Connectivity of such composition graphs can be shown by induction on $n$ under mild conditions on $r$, because any composition can be reduced toward a canonical form by repeatedly merging adjacent parts and then redistributed. However, the same inductive scheme does not directly yield a Hamiltonian cycle, because maintaining a single cycle requires controlling parity of visits and avoiding premature repetition of boundary configurations.

A necessary condition for a Hamiltonian cycle is that the graph be 2-regularly connected in the sense that every cut induced by fixing an initial segment of runs must have at least two cross-edges. This holds in many parameter regimes, but fails when $r$ is too small relative to $n$ because the move set becomes too rigid to permit sufficient branching.

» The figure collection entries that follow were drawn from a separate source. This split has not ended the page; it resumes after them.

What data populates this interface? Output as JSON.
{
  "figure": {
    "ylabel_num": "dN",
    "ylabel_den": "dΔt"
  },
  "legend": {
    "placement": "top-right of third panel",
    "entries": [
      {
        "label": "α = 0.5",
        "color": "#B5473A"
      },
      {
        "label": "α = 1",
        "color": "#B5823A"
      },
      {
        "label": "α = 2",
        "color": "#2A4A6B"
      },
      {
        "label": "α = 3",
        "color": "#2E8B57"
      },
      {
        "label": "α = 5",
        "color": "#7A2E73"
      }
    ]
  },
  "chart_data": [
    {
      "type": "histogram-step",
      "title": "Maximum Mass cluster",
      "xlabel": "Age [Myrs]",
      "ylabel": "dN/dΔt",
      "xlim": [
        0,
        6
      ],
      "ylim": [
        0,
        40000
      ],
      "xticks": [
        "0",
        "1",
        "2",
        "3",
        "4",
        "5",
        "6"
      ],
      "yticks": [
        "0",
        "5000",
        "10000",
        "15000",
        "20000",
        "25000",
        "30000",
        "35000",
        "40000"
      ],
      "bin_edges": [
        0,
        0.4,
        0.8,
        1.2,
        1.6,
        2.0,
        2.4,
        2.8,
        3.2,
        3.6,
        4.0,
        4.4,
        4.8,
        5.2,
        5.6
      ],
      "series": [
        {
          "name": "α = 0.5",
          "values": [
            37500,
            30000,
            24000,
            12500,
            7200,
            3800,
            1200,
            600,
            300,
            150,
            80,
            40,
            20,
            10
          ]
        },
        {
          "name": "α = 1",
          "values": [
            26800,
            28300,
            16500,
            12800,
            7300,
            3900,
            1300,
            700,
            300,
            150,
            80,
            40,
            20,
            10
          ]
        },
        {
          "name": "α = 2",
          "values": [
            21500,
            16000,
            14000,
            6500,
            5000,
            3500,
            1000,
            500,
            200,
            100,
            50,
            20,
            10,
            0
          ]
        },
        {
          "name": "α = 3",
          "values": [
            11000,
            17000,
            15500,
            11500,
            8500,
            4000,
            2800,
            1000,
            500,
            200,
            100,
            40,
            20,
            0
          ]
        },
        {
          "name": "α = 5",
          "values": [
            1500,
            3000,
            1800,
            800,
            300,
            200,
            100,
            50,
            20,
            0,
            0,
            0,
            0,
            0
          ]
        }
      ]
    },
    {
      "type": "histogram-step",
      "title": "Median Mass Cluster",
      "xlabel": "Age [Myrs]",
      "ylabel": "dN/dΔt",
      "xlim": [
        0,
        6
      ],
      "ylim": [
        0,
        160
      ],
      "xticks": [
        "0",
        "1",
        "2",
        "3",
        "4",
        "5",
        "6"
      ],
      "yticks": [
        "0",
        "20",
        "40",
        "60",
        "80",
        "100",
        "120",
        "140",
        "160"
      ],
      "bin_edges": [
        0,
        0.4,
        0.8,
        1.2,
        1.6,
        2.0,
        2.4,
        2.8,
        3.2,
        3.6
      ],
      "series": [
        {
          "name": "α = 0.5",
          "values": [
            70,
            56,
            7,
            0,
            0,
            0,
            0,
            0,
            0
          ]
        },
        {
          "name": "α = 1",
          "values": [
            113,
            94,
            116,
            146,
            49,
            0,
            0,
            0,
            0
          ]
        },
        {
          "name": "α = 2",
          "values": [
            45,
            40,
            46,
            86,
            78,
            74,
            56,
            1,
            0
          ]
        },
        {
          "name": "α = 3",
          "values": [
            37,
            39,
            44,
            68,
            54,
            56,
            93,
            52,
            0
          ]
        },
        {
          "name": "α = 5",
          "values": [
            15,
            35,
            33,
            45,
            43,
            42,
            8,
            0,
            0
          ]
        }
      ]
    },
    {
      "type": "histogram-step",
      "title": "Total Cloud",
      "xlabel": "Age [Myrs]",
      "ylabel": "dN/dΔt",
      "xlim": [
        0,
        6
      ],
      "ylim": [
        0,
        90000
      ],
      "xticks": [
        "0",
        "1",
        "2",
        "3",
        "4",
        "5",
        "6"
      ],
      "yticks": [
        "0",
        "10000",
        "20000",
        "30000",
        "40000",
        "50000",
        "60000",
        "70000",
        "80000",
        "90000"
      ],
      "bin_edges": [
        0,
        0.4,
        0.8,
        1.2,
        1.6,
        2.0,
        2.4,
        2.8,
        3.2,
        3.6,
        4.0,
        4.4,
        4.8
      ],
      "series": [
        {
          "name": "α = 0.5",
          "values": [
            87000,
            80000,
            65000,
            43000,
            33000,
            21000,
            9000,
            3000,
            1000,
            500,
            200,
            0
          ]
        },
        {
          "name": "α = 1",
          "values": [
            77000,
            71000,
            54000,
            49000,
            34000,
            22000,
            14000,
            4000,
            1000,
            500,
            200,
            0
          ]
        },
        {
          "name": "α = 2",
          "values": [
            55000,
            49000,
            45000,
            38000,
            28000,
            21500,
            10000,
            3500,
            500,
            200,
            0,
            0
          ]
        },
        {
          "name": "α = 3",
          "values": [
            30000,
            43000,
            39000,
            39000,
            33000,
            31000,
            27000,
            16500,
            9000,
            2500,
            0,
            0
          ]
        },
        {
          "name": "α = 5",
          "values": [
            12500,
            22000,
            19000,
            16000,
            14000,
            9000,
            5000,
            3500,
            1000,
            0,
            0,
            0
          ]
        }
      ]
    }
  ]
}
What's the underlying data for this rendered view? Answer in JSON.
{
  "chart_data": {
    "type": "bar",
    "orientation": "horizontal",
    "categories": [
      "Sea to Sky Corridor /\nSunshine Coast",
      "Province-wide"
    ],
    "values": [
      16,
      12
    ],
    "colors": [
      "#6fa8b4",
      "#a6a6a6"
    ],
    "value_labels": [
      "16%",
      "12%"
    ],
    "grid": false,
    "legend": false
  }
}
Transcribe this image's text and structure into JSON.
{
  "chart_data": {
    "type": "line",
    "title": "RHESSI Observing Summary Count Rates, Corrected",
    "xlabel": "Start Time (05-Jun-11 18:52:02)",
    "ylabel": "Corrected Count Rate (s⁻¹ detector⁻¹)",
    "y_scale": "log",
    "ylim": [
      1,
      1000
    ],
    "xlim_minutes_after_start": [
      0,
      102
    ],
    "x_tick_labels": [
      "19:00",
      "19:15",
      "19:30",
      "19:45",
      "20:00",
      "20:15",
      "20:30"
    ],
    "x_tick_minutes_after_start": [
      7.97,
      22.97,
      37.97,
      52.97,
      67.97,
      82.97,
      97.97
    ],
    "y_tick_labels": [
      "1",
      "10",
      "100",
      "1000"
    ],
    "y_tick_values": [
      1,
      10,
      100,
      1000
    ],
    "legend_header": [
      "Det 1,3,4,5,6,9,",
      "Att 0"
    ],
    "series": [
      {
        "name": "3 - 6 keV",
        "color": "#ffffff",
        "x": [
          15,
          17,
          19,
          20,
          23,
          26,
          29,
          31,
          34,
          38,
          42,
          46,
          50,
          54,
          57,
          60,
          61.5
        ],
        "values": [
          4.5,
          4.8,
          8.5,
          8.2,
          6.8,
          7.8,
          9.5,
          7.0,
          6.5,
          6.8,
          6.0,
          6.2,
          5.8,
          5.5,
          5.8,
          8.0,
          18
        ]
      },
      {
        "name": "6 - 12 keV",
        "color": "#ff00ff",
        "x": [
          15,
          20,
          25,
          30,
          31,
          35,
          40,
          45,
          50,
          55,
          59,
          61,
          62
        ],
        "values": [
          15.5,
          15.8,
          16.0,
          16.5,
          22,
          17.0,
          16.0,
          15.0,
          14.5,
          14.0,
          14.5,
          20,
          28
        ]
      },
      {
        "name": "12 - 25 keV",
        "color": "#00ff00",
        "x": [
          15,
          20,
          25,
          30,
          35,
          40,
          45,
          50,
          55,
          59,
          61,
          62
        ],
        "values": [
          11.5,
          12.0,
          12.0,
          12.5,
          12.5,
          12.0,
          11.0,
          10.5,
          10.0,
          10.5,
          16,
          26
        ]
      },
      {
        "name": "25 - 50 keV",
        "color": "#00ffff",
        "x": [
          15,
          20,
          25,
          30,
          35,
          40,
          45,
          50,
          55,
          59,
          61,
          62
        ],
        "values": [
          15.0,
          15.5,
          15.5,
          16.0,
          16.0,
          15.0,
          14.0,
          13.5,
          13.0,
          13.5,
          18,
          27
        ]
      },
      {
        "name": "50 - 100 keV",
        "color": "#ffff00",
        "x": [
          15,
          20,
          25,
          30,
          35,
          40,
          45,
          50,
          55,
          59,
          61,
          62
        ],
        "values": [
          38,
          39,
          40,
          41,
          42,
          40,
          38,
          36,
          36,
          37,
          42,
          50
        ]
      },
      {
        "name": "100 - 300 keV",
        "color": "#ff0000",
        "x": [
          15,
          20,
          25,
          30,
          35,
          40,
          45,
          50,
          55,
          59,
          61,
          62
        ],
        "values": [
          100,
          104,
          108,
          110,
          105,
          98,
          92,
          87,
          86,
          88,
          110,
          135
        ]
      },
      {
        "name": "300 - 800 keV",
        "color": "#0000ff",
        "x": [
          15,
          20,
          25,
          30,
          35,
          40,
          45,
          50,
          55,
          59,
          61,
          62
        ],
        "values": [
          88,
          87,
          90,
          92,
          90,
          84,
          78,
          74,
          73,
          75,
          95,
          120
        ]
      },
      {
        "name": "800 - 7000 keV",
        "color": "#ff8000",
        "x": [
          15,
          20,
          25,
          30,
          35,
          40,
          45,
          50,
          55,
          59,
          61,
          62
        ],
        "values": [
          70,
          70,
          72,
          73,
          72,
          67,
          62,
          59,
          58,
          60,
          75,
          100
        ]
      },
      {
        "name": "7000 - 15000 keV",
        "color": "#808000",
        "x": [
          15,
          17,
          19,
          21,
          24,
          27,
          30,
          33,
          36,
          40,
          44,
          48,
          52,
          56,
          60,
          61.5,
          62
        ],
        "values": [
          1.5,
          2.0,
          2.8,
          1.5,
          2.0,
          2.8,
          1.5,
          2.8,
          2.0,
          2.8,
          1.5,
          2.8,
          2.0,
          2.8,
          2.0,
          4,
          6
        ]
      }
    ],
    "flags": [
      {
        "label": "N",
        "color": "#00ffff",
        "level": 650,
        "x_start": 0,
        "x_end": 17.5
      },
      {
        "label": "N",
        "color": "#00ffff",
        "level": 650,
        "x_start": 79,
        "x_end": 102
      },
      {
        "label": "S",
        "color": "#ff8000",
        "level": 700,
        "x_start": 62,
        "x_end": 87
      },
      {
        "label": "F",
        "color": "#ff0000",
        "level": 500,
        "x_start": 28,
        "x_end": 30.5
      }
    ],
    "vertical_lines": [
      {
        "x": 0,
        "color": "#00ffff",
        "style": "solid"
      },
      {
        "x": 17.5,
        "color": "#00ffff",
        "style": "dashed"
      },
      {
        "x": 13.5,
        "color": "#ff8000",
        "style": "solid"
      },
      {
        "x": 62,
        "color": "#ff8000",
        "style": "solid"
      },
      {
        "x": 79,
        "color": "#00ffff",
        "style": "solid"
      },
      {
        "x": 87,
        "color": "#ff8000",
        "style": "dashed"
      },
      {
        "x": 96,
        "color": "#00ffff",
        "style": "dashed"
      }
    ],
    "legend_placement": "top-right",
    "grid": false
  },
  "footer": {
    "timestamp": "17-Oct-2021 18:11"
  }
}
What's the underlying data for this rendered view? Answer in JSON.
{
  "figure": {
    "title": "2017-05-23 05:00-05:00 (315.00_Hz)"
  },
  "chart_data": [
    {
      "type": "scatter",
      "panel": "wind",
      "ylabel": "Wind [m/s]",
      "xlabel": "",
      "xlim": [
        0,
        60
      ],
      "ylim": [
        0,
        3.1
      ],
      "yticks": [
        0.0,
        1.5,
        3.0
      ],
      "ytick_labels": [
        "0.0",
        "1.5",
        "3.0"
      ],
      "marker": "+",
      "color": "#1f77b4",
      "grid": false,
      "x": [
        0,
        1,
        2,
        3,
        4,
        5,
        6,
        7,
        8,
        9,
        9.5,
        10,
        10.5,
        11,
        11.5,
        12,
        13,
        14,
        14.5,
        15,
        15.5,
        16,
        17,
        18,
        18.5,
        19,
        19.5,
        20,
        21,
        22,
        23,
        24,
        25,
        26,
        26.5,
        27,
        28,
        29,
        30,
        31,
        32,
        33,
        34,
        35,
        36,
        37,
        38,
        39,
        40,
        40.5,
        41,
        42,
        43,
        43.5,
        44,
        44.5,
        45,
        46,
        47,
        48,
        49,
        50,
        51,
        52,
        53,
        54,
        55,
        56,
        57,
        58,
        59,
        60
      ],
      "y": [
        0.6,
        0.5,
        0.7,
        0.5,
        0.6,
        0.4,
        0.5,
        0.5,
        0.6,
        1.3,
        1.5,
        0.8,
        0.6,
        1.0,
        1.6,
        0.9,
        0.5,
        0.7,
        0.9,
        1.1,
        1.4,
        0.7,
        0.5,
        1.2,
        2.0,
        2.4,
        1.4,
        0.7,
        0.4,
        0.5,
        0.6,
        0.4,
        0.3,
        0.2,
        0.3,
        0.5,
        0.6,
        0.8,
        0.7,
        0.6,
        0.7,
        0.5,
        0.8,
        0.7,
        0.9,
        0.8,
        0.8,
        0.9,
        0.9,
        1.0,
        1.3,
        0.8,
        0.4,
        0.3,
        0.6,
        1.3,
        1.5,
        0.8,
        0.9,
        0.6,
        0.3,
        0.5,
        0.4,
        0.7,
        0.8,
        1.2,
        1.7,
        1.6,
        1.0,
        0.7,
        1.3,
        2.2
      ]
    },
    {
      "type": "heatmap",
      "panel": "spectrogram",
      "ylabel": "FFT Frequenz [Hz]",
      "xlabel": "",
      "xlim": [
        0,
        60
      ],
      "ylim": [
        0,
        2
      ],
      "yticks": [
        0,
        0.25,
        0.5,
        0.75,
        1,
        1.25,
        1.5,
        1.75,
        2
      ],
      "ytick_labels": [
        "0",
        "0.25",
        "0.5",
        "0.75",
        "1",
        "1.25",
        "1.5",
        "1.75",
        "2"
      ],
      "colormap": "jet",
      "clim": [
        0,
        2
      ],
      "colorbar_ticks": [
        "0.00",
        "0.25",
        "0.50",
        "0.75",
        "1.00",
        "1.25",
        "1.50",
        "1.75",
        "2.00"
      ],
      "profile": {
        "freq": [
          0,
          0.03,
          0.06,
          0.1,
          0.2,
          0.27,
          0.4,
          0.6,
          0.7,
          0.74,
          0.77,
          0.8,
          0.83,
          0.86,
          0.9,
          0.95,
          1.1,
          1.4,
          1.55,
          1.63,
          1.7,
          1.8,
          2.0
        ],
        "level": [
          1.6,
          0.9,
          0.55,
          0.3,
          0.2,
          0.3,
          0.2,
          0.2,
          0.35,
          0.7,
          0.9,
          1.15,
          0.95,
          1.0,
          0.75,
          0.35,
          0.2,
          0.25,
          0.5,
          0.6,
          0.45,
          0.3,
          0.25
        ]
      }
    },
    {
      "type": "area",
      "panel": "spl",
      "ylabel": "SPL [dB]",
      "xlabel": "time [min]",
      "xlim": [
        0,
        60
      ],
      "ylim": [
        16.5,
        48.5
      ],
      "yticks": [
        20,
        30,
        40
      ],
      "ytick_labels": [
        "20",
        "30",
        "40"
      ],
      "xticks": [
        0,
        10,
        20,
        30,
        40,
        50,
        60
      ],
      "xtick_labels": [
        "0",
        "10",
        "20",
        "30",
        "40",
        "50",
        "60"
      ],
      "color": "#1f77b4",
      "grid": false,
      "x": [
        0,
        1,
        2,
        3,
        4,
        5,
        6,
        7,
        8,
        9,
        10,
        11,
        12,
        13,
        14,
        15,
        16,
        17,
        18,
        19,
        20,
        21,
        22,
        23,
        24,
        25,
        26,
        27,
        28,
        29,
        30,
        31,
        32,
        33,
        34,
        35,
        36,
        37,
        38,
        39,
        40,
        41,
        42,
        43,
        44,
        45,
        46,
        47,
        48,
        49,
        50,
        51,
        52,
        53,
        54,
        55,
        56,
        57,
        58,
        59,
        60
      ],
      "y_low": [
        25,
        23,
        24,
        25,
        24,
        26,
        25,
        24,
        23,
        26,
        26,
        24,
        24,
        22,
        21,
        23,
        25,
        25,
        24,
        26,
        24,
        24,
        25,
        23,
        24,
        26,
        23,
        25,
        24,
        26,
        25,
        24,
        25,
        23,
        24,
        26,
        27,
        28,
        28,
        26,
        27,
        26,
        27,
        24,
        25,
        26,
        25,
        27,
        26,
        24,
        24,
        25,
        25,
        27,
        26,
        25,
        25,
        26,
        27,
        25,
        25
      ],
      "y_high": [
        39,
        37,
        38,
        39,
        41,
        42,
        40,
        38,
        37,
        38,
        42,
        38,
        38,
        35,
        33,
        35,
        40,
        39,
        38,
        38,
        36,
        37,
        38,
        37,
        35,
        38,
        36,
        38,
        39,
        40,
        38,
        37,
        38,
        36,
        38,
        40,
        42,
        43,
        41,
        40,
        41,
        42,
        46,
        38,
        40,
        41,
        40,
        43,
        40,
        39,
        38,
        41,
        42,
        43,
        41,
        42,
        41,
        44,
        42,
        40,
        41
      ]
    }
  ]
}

The given example with $(9,5,6)$ corresponds to a regime where each configuration has enough alternating structure that every local move can be inverted in a distinct way, which empirically supports Hamiltonicity, but no general extension mechanism is available from this single construction.

Status

No general theorem is known that guarantees the existence of a Gray cycle for all triples $(n,t,r)$ under the restricted transitions

$0^k1 \leftrightarrow 10^k,\quad 01^k \leftrightarrow 1^k0,$

even under the additional constraint $a_0=0$.

The problem is therefore best classified as partially resolved. Connectivity and small-instance Hamilton cycles are accessible by direct construction and computer search, and special parameter families admit inductive Gray-code constructions, but a complete characterization of when Hamiltonian cycles exist remains open in the general case.